Dr. Kristen Dang is a computational biologist at Sage Bionetworks. Her professional background has focused on processing and analysis of high-throughput sequencing data in agricultural biotech and medical non-profit research settings. She received her PhD in biomedical engineering from the University of North Carolina, Chapel Hill, with joint training in evolutionary biology and bioinformatics.

Lara Mangravite, PhD

Dr. Lara Mangravite is the director of the Systems Biology Research Group at Sage Bionetworks. Her work focuses on application of functional genomics to advance understanding of disease biology and treatment outcomes with the overriding goal of improving clinical care. Mangravite obtained a BS in physics from Pennsylvania State University and a PhD in pharmaceutical chemistry from the University of California, San Francisco. She completed a postdoctoral fellowship in pharmacogenomics at the Children’s Hospital Oakland Research Institute.
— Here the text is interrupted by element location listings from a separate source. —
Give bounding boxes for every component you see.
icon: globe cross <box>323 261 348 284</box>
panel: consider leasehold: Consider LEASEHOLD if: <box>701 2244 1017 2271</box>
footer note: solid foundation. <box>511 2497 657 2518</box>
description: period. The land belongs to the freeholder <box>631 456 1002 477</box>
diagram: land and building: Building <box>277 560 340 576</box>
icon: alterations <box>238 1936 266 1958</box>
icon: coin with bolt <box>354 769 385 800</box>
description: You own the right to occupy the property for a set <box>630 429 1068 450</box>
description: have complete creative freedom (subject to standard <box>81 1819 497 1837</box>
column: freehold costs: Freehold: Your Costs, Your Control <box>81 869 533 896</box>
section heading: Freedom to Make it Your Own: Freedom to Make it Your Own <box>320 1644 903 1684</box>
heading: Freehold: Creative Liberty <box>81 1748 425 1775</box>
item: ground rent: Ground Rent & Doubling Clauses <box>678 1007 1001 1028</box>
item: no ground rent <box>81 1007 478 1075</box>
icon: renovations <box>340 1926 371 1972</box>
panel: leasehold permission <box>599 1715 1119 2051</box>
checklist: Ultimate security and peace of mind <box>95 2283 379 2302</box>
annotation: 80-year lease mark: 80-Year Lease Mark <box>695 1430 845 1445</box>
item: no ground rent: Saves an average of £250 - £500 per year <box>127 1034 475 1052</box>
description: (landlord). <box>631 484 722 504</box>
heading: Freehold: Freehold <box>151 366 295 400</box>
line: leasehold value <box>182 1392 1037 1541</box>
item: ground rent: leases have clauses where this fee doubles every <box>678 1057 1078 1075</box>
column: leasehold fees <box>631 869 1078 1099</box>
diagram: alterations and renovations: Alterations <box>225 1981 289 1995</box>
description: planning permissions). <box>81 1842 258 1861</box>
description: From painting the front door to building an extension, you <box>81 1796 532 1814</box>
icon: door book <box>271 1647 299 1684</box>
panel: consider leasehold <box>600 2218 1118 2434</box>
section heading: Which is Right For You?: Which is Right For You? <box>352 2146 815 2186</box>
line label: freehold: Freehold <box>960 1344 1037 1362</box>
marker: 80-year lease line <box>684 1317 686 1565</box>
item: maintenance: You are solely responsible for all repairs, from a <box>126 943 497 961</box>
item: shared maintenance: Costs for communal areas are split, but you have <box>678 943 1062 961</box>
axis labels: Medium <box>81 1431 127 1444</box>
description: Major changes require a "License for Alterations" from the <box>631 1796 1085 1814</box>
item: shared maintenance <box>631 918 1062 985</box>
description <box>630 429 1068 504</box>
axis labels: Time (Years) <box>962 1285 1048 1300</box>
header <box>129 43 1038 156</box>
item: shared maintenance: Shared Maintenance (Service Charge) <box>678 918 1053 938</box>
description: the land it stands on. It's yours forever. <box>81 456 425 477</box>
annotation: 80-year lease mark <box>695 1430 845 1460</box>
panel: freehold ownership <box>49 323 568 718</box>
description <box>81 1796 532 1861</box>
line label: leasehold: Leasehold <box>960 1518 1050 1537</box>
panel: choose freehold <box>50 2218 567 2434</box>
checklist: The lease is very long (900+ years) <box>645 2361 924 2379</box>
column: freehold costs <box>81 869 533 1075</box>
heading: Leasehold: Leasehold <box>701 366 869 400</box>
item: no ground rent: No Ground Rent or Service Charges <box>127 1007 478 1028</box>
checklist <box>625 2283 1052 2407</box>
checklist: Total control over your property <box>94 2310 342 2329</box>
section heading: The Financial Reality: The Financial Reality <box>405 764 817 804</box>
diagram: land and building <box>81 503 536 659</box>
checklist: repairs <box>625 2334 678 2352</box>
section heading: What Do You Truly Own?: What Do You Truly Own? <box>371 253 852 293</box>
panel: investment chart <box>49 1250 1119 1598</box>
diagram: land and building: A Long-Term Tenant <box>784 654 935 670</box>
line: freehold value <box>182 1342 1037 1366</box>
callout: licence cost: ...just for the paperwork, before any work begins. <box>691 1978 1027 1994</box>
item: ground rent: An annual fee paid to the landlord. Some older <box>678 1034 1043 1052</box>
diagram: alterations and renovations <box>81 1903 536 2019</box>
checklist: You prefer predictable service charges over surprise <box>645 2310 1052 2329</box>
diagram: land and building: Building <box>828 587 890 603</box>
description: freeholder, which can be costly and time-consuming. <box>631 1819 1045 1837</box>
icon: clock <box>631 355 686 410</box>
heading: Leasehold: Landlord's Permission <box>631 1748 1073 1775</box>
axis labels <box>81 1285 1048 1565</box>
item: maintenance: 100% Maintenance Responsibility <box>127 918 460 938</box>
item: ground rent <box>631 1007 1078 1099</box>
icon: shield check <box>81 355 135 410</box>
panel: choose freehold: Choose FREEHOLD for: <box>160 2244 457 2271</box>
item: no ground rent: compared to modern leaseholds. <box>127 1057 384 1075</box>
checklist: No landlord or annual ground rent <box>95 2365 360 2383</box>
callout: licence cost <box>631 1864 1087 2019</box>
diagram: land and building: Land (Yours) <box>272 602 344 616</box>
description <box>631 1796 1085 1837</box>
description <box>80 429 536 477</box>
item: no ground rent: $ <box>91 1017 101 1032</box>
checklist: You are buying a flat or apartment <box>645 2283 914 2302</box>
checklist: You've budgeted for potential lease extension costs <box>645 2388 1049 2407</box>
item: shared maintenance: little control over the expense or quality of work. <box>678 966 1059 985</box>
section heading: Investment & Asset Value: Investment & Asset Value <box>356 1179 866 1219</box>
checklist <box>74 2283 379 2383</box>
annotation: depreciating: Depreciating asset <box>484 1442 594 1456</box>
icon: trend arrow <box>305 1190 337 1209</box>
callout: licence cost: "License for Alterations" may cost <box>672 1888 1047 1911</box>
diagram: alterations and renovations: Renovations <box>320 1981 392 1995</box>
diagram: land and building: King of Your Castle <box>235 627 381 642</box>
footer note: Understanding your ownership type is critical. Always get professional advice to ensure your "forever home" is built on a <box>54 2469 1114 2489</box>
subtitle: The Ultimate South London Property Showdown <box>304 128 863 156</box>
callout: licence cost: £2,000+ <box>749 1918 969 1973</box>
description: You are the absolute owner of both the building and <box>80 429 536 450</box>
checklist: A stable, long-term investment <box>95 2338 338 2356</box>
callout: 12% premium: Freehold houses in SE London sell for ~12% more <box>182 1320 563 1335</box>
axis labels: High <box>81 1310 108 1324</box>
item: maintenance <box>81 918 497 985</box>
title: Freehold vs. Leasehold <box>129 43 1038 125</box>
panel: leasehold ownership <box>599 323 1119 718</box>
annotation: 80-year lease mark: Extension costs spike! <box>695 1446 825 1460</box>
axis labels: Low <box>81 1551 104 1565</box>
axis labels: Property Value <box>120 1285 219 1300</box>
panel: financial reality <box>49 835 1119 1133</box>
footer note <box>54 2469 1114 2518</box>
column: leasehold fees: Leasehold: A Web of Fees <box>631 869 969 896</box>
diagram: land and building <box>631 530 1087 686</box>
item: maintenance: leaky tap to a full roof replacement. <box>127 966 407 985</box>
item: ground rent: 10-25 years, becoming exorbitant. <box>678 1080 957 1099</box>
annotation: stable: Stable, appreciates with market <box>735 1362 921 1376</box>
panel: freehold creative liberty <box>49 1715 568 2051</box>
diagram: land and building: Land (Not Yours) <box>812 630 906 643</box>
University of Washington Department of Genome Sciences

Chris Frazar, MS

Chris Frazar is a research and development scientist in Dr. Debbie Nickerson’s lab at the University of Washington. Prior to joining the Nickerson Lab, Chris was a research scientist with the University of Washington’s School of Oceanography.

Debbie Nickerson, PhD

Dr. Debbie Nickerson is professor of genome sciences and adjunct professor of bioengineering at the University of Washington. In collaboration with a number of groups, her lab explores the genetics of disease risk in human populations. She is also developing and testing novel SNP and haplotype-based approaches for association mapping in humans, and exploring the relationships that may exist between genotype and trait expression at the RNA and protein levels in humans.

Josh Smith

Josh Smith is director of bioinformatics at the Northwest Genomic Center at the University of Washington. The center provides services for DNA resequencing and variation discovery, genotyping and gene expression.

Nathan Sniadecki, PhD

Dr. Nathan Sniadecki is associate professor of mechanical engineering and adjunct professor of bioengineering at the University of Washington. His work focuses on the biomechanics of cells to understand how mechanics plays a role in tissue growth and disease and how engineering approaches can be used to improve medical diagnostics and tissue engineering.

Sniadecki received a BS in mechanical engineering from the University of Notre Dame and a PhD in mechanical engineering from the University of Maryland, College Park. He completed a postdoctoral fellowship in biomedical engineering at Johns Hopkins University and a postdoctoral fellowship in bioengineering at the University of Pennsylvania.